Resources
Please download and build the
binary release
of our infrastructure
or build it from the
source.
These include a full-stack implementation, including the extended ISA, binary linker,
compiler, hardware simulator, RTL generator, Chipyard integration, and benchmarks.
Please do get the infrastructure executable before the tutorial.
To set up the environment, you need to:
- Use this Dockerfile to instantiate a container that has all the dependent packages installed.
If you are not familiar with the usage of Docker please refer the quick tour below.
- The commands below are for the purpose of tutorial. If you want to use our framework for your daily research, it is highly recommended
to follow the instructions on our project wiki.
- $ zsh # Please DO USE zsh or the behavior of source setup.sh may be undesirable
- $ cd ~
- $ wget "[the binary download link]" -O dsa-release.zip # note: DO NOT omit the quotes
- $ unzip dsa-release.zip
- $ source dsa-framework/setup.sh
- $ git clone https://github.com/polyarch/dsa-examples # Examples for programming
- $ git clone https://github.com/polyarch/dsa-cgra-gen # For hardware generation
- $ cd dsa-examples/manual/01_vector_add && ./run.sh answer.out # Verify your installation
NOTE: If the link for binary release is too slow to download an alternative
link is here.
Overview
Fig. 1: Synthesizing Programmable Accelerators
Because of the wanning benefit of transistor scaling,
significant research has emerge for specialized accelerators, becuase of their
promising performance and energy saving.

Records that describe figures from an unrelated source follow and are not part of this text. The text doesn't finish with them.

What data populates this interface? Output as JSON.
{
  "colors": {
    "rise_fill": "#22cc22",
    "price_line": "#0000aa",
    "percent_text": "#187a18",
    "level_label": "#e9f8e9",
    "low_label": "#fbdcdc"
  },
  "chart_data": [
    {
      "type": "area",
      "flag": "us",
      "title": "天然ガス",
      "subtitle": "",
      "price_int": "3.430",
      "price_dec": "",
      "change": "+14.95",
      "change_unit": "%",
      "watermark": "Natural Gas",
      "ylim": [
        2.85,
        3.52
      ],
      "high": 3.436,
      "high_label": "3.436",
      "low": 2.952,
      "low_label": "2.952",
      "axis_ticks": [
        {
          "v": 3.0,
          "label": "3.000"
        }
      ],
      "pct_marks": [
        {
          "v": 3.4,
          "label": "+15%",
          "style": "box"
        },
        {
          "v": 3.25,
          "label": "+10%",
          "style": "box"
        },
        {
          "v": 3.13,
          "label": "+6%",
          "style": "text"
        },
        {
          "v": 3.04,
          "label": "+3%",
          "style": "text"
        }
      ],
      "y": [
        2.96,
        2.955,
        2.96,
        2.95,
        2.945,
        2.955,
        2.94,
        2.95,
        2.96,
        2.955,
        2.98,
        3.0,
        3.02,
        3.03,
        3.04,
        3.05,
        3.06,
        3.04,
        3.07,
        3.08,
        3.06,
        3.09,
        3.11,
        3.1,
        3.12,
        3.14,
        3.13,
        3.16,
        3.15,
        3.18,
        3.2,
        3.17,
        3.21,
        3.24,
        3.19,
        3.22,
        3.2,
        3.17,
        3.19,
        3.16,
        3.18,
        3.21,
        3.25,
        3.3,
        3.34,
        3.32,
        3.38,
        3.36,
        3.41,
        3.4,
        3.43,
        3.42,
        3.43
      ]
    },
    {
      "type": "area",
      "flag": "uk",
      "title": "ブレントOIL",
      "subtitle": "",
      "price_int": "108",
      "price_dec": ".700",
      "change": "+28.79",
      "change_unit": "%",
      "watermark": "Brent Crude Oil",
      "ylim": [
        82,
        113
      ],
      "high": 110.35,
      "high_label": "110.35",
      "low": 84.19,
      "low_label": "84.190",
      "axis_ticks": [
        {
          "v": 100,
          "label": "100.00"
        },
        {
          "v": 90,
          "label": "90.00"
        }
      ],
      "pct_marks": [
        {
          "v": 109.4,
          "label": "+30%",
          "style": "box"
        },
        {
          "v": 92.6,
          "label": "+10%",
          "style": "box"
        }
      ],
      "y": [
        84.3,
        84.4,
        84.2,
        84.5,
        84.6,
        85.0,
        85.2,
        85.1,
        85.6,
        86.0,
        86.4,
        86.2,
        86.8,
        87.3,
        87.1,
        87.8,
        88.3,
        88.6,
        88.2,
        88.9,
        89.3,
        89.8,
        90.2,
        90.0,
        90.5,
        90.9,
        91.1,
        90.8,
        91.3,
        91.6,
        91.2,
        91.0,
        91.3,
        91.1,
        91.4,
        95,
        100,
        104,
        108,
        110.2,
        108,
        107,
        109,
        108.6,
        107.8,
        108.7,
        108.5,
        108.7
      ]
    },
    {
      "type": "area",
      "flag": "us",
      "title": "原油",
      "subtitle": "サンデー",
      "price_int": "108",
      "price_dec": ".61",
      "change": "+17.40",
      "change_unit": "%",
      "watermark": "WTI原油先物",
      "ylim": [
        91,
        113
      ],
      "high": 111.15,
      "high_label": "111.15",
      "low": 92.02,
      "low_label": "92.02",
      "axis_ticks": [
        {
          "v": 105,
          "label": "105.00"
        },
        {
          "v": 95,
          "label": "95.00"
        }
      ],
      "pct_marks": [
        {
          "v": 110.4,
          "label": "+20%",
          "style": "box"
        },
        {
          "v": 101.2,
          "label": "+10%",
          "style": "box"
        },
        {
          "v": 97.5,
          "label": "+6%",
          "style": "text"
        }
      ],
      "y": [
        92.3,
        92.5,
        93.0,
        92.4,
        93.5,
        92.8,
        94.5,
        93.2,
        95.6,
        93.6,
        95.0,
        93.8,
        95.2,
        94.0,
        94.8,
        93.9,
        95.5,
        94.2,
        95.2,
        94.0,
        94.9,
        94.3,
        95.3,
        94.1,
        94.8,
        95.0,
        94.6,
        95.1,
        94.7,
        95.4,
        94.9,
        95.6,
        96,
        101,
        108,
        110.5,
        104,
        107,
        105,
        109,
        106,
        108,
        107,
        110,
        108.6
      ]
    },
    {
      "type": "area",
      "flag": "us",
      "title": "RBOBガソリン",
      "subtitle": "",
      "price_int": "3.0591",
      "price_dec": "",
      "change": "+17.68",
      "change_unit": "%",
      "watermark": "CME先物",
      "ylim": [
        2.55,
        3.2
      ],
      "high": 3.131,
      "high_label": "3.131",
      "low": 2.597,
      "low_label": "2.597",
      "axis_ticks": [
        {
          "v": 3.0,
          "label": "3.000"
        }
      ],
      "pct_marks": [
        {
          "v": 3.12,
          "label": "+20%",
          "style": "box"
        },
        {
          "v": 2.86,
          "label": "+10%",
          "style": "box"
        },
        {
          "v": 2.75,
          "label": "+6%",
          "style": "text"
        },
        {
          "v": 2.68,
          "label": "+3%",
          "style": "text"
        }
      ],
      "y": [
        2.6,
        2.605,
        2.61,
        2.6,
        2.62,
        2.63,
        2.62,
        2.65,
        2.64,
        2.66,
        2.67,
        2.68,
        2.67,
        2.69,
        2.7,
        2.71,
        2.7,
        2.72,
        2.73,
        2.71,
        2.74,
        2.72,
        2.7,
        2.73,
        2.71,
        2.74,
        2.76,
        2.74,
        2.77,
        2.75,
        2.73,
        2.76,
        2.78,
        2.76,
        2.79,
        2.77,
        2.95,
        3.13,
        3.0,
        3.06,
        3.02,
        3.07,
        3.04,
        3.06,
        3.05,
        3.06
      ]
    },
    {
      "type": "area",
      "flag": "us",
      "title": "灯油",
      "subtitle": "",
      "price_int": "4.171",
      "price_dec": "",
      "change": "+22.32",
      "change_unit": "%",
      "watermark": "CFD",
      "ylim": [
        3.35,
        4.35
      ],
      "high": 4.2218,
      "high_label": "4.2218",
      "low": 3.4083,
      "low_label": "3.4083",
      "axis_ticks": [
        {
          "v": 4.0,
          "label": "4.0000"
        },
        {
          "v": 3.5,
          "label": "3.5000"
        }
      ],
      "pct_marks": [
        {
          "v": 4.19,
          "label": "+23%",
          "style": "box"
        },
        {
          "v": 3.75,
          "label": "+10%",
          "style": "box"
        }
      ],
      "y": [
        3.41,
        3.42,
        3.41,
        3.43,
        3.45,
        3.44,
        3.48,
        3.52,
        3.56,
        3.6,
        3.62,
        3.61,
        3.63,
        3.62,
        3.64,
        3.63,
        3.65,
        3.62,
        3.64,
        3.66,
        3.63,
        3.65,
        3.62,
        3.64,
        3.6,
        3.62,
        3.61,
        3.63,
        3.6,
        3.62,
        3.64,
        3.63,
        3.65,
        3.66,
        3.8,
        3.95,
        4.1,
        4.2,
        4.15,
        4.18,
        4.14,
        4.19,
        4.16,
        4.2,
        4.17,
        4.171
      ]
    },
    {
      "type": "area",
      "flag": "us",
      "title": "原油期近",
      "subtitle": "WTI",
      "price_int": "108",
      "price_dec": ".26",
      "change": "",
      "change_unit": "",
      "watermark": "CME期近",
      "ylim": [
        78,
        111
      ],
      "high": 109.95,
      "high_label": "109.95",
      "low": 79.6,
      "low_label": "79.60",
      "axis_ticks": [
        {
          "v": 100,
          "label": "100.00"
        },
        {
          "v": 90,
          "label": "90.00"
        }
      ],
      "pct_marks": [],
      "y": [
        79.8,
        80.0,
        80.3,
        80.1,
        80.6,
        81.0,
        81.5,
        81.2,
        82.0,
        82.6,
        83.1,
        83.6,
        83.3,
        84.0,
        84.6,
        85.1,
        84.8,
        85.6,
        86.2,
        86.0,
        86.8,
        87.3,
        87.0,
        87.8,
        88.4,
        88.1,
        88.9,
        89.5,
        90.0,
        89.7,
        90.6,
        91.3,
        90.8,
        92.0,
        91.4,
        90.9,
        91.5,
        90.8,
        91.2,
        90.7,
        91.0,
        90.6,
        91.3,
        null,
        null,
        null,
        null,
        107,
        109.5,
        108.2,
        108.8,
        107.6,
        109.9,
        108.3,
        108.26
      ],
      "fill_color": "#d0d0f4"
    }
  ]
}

While effective, the require intensive
engineering for the hardware and software, and this efforts will be repeated when the
underlying application domain shifts.
Ideally, one will be able to generate the accelerators based on the behaviors of the
applications, and where these applications can be specified in a set of stead and
user-friendly programming interfaces. In other words, we require a high-level
synthesis flow for programmable accelerators. Figure 1 shows the paradigm of
synthesizing programmable accelerators. In this tutorial, we will present
our approach for programmable accelerator along with a research framework: DSAGEN,
a full-stack infrastructure includes compilation, simulation, and RTL implementaion.
The first principle of our approach is to define a useful but restricted
design space. Specifically we use decoupled-spatial accelerators,
where memory accesses are decoupled from computation
pipelines, and the underlying hardware network/storage/timing
is exposed in the ISA.
The second principle is to enable a rich accelerator design
space by specifying architectures as a composition of simple
primitives, including memories, processing elements, and
network/synchronization components. An architecture instance
can be represented as graph – the architecture description
graph (ADG) – where each node is a hardware primitive. The
ADG is an abstraction for the compiler (it is used to derive
the ISA) as well as RTL generation.
DSAGEN Framework: This approach is embodied in our
framework, DSAGEN, which is overviewed in Figure 2.
DSAGEN targets C programs with custom, but application
neutral pragmas. The compiler infrastructure uses Clang and
LLVM as a frontend, and ultimately represents programs as
a decoupled dataflow graph + memory streams. A low-level
assembly-level interface is provided for ninja programmers.
We include a custom spatial-architecture compiler and backend.
The hardware design space includes many spatial architecture
optimizations from prior works [1]–[4]. The compiler
backend generates programs embedded in a RISCV ISA for
control. DSAGEN supports multicore simulationi in gem5, and
it uses Chisel for hardware generation.